Like, there is definitely a webapp the presenter showed us that draws
a bar graph showing how far along each node has gotten in the current
job.  IIRC if a node lags for too long, its job (and bar) gets
reassigned to another node.  And he said often bars don't rise fast
enough because, when a node's disk goes bad, first the node becomes
slow for a day or two before the disk dies completely.

And this management focus pushes its way down to the API---jobs _must_
be composed of restartable chunks with no side-effects that can be
assigned to a node, then scrapped and reassigned.  For example, a
mapreduce job cannot be ``deliver an email to the 200,000 recipients
on this mailing list,'' because if a node dies after sending 1000
messages successfully, mapreduce will restart that job and deliver
duplicates of those 1000 messages.

so it is rather an unimpressive tool.  The virtue of it is how well
they've hammered the quirks out of it, its ability to work on
unreliable hardware (prerequisite for scaling to thousands of cheap
nodes), the simplicity of the interface for new developers/sysadmins,
and support for multiple languages (Python u.s.w.).

    il> - Sun ZFS?  

there's no distributed aspect to ZFS, only an analagous hype aspect.
(honestly it's pretty good though.  this tool I actually _am_ using
for once, not just ranting about.)

    il> - AFS and the like?  
    il> - RH GFS and the like?

It's unfair to compare these to the google GFS because according to
the presentation I saw, google's requires using very large blocks.
It's a bit of a stretch to call Google's a ``file system''.  It's more
of a ``megabyte chunk fetcher/combiner/replicator.''  If you wanted to
store the result of a crawl in one giant file, that's possible, but
for most other tasks you will have to re-implement a filesystem inside
your application to store the tiny files you need inside the one giant
file you are allowed to performantly use.

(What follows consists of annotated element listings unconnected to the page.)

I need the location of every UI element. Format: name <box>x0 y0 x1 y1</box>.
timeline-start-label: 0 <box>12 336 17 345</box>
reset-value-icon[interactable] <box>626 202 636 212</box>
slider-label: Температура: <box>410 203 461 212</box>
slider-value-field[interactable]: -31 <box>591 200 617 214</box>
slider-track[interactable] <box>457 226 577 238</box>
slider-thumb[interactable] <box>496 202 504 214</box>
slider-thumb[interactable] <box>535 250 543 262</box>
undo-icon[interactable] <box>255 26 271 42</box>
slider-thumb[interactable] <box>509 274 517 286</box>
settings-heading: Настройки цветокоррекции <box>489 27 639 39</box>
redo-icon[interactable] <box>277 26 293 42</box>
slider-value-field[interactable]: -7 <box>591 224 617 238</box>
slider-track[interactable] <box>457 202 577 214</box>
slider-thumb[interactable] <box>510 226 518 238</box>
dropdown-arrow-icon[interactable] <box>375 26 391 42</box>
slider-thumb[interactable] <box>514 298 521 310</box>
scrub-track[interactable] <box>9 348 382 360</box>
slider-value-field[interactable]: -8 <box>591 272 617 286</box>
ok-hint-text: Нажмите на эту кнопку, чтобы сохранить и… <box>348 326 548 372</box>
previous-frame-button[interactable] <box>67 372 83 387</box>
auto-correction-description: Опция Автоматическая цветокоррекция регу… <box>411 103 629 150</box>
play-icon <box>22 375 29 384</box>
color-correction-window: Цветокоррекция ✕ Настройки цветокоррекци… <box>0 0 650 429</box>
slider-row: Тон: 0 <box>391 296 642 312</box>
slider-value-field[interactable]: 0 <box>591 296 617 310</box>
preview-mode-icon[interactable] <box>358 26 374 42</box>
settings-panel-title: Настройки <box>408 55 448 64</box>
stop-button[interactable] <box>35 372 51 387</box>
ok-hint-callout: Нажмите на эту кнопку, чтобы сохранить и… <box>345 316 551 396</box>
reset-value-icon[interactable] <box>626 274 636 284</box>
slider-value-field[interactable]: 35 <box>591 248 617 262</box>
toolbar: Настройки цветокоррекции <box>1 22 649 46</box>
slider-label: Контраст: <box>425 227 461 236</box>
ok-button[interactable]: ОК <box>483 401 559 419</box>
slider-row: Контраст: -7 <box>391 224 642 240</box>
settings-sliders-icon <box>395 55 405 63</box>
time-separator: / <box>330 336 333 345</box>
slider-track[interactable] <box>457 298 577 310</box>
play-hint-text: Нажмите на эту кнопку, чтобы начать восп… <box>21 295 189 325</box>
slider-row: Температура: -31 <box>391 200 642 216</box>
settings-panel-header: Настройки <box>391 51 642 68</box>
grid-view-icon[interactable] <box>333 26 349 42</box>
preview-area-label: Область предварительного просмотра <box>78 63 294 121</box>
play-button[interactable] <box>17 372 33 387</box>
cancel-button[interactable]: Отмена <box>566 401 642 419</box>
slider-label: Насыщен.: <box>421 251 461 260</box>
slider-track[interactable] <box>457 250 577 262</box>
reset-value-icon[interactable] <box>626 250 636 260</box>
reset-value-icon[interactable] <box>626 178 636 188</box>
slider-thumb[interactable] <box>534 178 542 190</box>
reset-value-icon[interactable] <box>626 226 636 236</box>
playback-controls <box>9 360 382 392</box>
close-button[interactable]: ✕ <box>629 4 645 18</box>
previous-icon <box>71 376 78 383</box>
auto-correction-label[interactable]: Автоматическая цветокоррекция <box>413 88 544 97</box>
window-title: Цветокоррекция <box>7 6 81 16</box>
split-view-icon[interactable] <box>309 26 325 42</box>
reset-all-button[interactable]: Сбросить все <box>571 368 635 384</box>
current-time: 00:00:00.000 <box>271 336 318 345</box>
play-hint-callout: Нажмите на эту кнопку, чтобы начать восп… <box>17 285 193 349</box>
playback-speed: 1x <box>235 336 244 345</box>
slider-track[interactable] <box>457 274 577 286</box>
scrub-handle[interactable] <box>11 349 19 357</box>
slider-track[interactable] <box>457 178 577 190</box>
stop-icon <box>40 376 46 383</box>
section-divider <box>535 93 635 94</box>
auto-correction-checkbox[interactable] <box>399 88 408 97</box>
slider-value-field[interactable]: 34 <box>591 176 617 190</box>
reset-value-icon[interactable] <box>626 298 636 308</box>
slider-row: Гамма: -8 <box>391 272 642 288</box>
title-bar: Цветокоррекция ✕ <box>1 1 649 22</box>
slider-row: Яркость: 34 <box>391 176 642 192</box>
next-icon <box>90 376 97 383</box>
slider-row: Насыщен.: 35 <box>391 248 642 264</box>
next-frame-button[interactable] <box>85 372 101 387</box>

I think Sun's QFS may be GFS-ish, but with small blocks allowed, and
on a SAN instead of on top of a bunch of cheesy daemons listening on
sockets.  There are variants of this idea from several of the old
proprietary Unix vendors: one node holds the filesystem's metadata,
and all the other nodes connect to it over Ethernet.  but metadata
only.  Data, they hold on a Fibre-channel SAN, and all nodes connect
to it over FC-SW.  so, it is like NFS, but if you will use giant files
like GFS does, and open them on only one node at a time, most of the
traffic passes directly from the client to the disk, without passing
through any file server's CPU.  They had disgusting license terms
where you pay per gigabyte and stuff.

Another thing to point out about RedHat GFS, is that in a Mosix
cluster a device special file points to a device _on a specific
cluster node_.  If I open /dev/hda on NFS, I just get whatever is
/dev/hda on the NFS client.  But on OpenMOSIX/GFS, the device methods
invoked on the GFS client, the open/read/write/ioctl, get wrapped in
TCP and sent to whichever node owns that device filename.  That's
needed for Mosix, but Google doesn't do anything nearly that
ambitious.

    il> distributed computing and RPC systems

i heard erlang is interesting, but haven't tried any of these---just a
bibliography.  so it might be silly, or broken.

I think it's kind of two different tasks, if you want to write a
distributed scientific-computing program from scratch?  or you want to
manage a scripty-type job built from rather large existing programs
(which I suspect is what you want).

One last thing.  when my friend tried OpenMOSIX, he was really excited
for about a month.  Then he slowly realized that the overall system
was completely unreliable---processes quietly, randomly dying, and
other such stuff.  That's the worst anti-recommendation I can think
of.  If he'd said ``I tried it---it didn't work,'' then I might try it
again.  but, ``I tried it.  It wasted a month or two of my time before
I found serious show-stopping problems about which the authors and
evangelists were completely dishonest.''  so personally I want to see
it in action publicly before I spend any time on it, and in action
doing some job where you cannot afford to have processes randomly die.